Brief regering : Rapportage eerste meting evaluatieonderzoek AMvB reële prijs en eindrapportage Regiegroep reële prijs
29 538 Zorg en maatschappelijke ondersteuning
Nr. 298
BRIEF VAN DE MINISTER VAN VOLKSGEZONDHEID, WELZIJN EN SPORT
Aan de Voorzitter van de Tweede Kamer der Staten-Generaal
Den Haag, 24 juni 2019
In 2018 heb ik onderzoeksbureau Berenschot opdracht gegeven een evaluatieonderzoek
uit te voeren, waarin over meerdere jaren wordt bezien hoe de AMvB reële prijs door
gemeenten en aanbieders wordt toegepast. In het onderzoek wordt breed gekeken naar
de toepassing van de AMvB voor alle Wmo-voorzieningen. Over de opzet van het onderzoek
heb ik uw Kamer op 29 oktober 2018 per brief geïnformeerd.1 Op 6 maart 2019 heb ik uw Kamer geïnformeerd over een eerste (extra) tussenrapportage
die vanuit het evaluatieonderzoek was vervaardigd.2 In de betreffende rapportage werd specifiek belicht in hoeverre tarieven eind 2018
waren aangepast naar aanleiding van afspraken over de invoering van een nieuwe loonschaal
voor huishoudelijke hulpen en een brede verhoging van de salarissen in de CAO VVT.

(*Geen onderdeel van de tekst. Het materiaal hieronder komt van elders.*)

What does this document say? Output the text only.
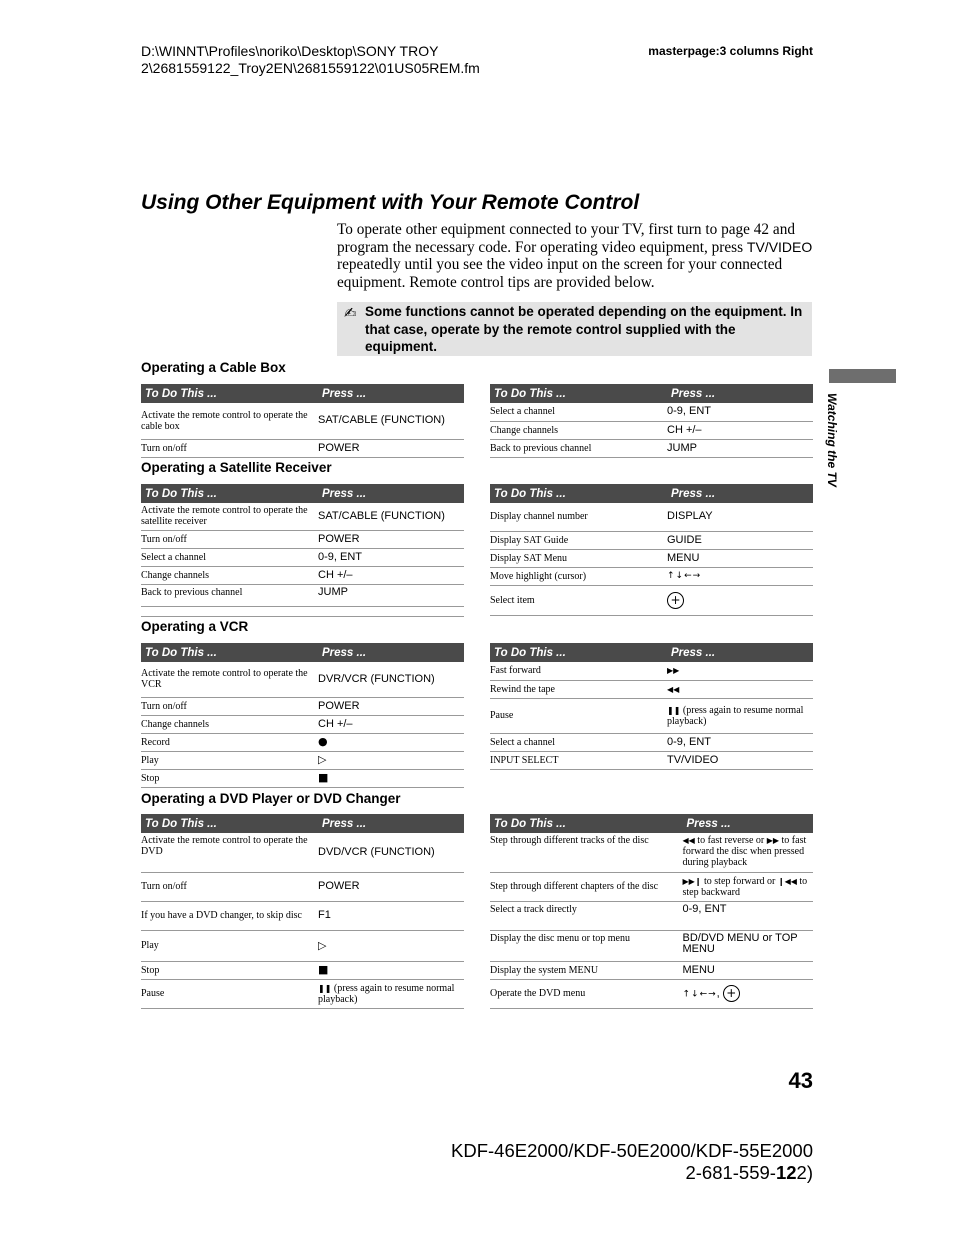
D:\WINNT\Profiles\noriko\Desktop\SONY TROY
2\2681559122_Troy2EN\2681559122\01US05REM.fm
masterpage:3 columns Right
Using Other Equipment with Your Remote Control
To operate other equipment connected to your TV, first turn to page 42 and program the necessary code. For operating video equipment, press TV/VIDEO repeatedly until you see the video input on the screen for your connected equipment. Remote control tips are provided below.
✍ Some functions cannot be operated depending on the equipment. In that case, operate by the remote control supplied with the equipment.
Watching the TV
Operating a Cable Box
To Do This ...	Press ...
Activate the remote control to operate the cable box	SAT/CABLE (FUNCTION)
Turn on/off	POWER
To Do This ...	Press ...
Select a channel	0-9, ENT
Change channels	CH +/–
Back to previous channel	JUMP
Operating a Satellite Receiver
To Do This ...	Press ...
Activate the remote control to operate the satellite receiver	SAT/CABLE (FUNCTION)
Turn on/off	POWER
Select a channel	0-9, ENT
Change channels	CH +/–
Back to previous channel	JUMP

To Do This ...	Press ...
Display channel number	DISPLAY
Display SAT Guide	GUIDE
Display SAT Menu	MENU
Move highlight (cursor)	↑↓←→
Select item	+
Operating a VCR
To Do This ...	Press ...
Activate the remote control to operate the VCR	DVR/VCR (FUNCTION)
Turn on/off	POWER
Change channels	CH +/–
Record	●
Play	▷
Stop	■
To Do This ...	Press ...
Fast forward	▶▶
Rewind the tape	◀◀
Pause	❚❚ (press again to resume normal playback)
Select a channel	0-9, ENT
INPUT SELECT	TV/VIDEO
Operating a DVD Player or DVD Changer
To Do This ...	Press ...
Activate the remote control to operate the DVD	DVD/VCR (FUNCTION)
Turn on/off	POWER
If you have a DVD changer, to skip disc	F1
Play	▷
Stop	■
Pause	❚❚ (press again to resume normal playback)
To Do This ...	Press ...
Step through different tracks of the disc	◀◀ to fast reverse or ▶▶ to fast forward the disc when pressed during playback
Step through different chapters of the disc	▶▶❙ to step forward or ❙◀◀ to step backward
Select a track directly	0-9, ENT
Display the disc menu or top menu	BD/DVD MENU or TOP MENU
Display the system MENU	MENU
Operate the DVD menu	↑↓←→, +
43
KDF-46E2000/KDF-50E2000/KDF-55E2000
2-681-559-122)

Met deze brief bied ik uw Kamer de rapportage over de volledige eerste meting vanuit
het evaluatieonderzoek aan3.
Tevens bied ik uw Kamer met deze brief de eindrapportage aan van de onafhankelijke
deskundige van de zogenoemde Regiegroep reële prijs, prof. dr. J. Telgen4. Na het van kracht worden van de AMvB reële prijs in juni 2017, is met de vertegenwoordigers
van gemeenten, vakbonden en brancheorganisaties (specifiek huishoudelijke ondersteuning)
afgesproken om gemeenten en aanbieders tijdelijk te ondersteunen bij de implementatie
van de AMvB reële prijs vanuit een landelijk in te richten regiegroep reële prijs.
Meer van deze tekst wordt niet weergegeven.